(Jussy Rizal, 13 November 2013)
Ketika seorang seniman memulai karyanya, tentu ia tuangkan beragam pemikiran yang ada dibenaknya untuk bisa menghasilkan karya seni yang menakjubkan. Tentunya, di dalamnya sangat tersirat beragam pesan yang mungkin hendak ia sampaikan kepada khalayak luas. Ini adalah wujud karya, yang membutuhkan sebuah proses. Nilainya terletak pada proses ini, dan bukan sekedar wujud jadinya.
Orang yang tak bisa menghargai sebuah karya tentunya akan berpikiran sangat sempit. Memandang dengan sudut pandang sepintas. Mencoba membuat tandingan karya, tentunya hanya sekedar duplikasi, tapi menurut kami ini bukan sebuah bentuk karya.
Begitupun halnya dengan para seniman lain, pengrajin, musisi, dan lain sebagainya. Mereka yang berjuang mencapai karya, bukan lagi dihargai, namun tak sedikit dari karya mereka yang dijiplak dengan beragam model dan cara.

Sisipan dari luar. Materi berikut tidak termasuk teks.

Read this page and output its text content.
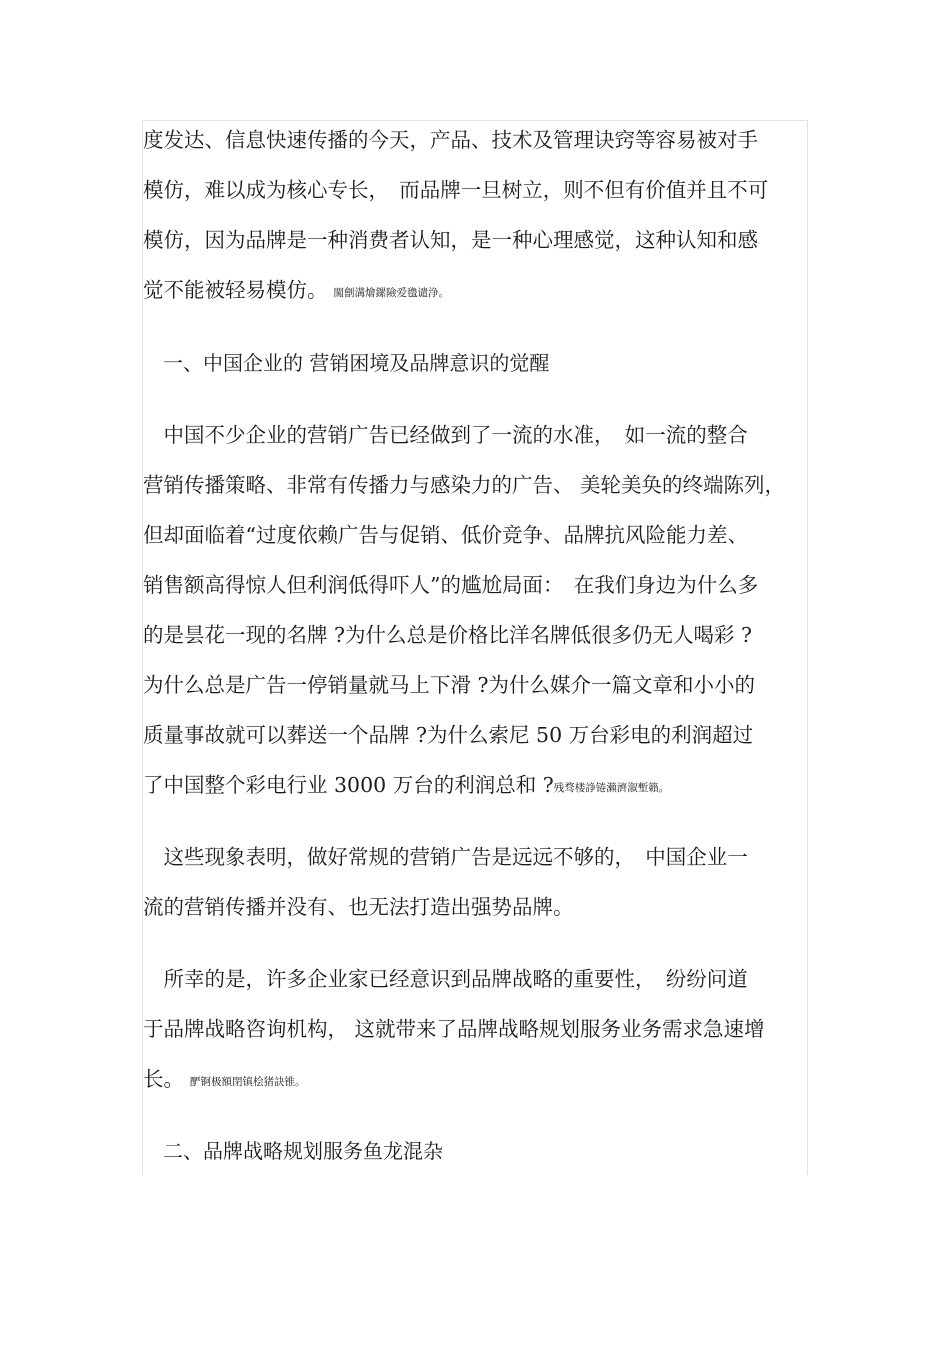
度发达、信息快速传播的今天，产品、技术及管理诀窍等容易被对手
模仿，难以成为核心专长，　而品牌一旦树立，则不但有价值并且不可
模仿，因为品牌是一种消费者认知，是一种心理感觉，这种认知和感
觉不能被轻易模仿。 闖劊溝燴鏍險爱氇谴浄。
　一、中国企业的 营销困境及品牌意识的觉醒
　中国不少企业的营销广告已经做到了一流的水准，　如一流的整合
营销传播策略、非常有传播力与感染力的广告、 美轮美奂的终端陈列，
但却面临着“过度依赖广告与促销、低价竞争、品牌抗风险能力差、
销售额高得惊人但利润低得吓人”的尴尬局面：　在我们身边为什么多
的是昙花一现的名牌 ?为什么总是价格比洋名牌低很多仍无人喝彩 ?
为什么总是广告一停销量就马上下滑 ?为什么媒介一篇文章和小小的
质量事故就可以葬送一个品牌 ?为什么索尼 50 万台彩电的利润超过
了中国整个彩电行业 3000 万台的利润总和 ?残骛楼諍锩瀨濟溆塹籟。
　这些现象表明，做好常规的营销广告是远远不够的，　中国企业一
流的营销传播并没有、也无法打造出强势品牌。
　所幸的是，许多企业家已经意识到品牌战略的重要性，　纷纷问道
于品牌战略咨询机构， 这就带来了品牌战略规划服务业务需求急速增
长。 酽锕极額閉镇桧猪訣锥。
　二、品牌战略规划服务鱼龙混杂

Kita menikmati sebuah musik. Akan berbeda ketika kita hanya sekedar mendengarkan dibanding kita mengenal musisinya, karna dengan itu kita bisa lebih menjiwai musik tersebut. Begitu pula dengan karya lain, seperti batik. Kenalilah asal mulanya, prosesnya, maka kita akan semakin menghargai karya warisan budaya bangsa ini.
Lurik,
Sepintas hanya wujud lajuran garis. Orang mudah saja untuk membuat ataupun menjiplaknya. Namun, mereka ini hanya bisa melihat, namun tidak bisa merasakan, atau bahkan menjiwai. Kenapa hanya garis, bukan motif, tekstur, atau bahkan gambar. Yah, inilah Lurik. Dari sini tersirat makna kesederhanaan. Dari kesederhanaan motif, maka muncullah jiwa sederhana bagi pemakainya, bagi mereka yang menjiwai, bukan hanya sekedar melihat, namun tidak merasa.
Lurik, yang terhilangkan dari catatan sejarah budaya bangsa
Berbeda dengan saudara yang satunya, yakni batik. Banyak kita jumpai buku-buku dan juga prasasti yang menerangkan tentang batik ini. Lalu catatan tentang lurik kenapa seakan lenyap. Karena disinilah awal bukti yang menegaskan akan kesederhanaan Lurik. Sebuah pakaian yang dari awal mulanya hanya dipakai untuk kalangan rakyat jelata, yang tidak mengenal baca dan tulis, apalagi dari mereka sempat membuat peninggalan prasasti tertulis. Hanya bermodal cerita dari nenek moyang, dari generasi ke generasi, cerita dan karya Lurik ini mampu bertahan. Inilah wujud kesederhanaan karya, namun orang yang memahami akan mampu menilai, inilah wujud karya peninggalan budaya bangsa yang patut untuk tetap dipertahankan.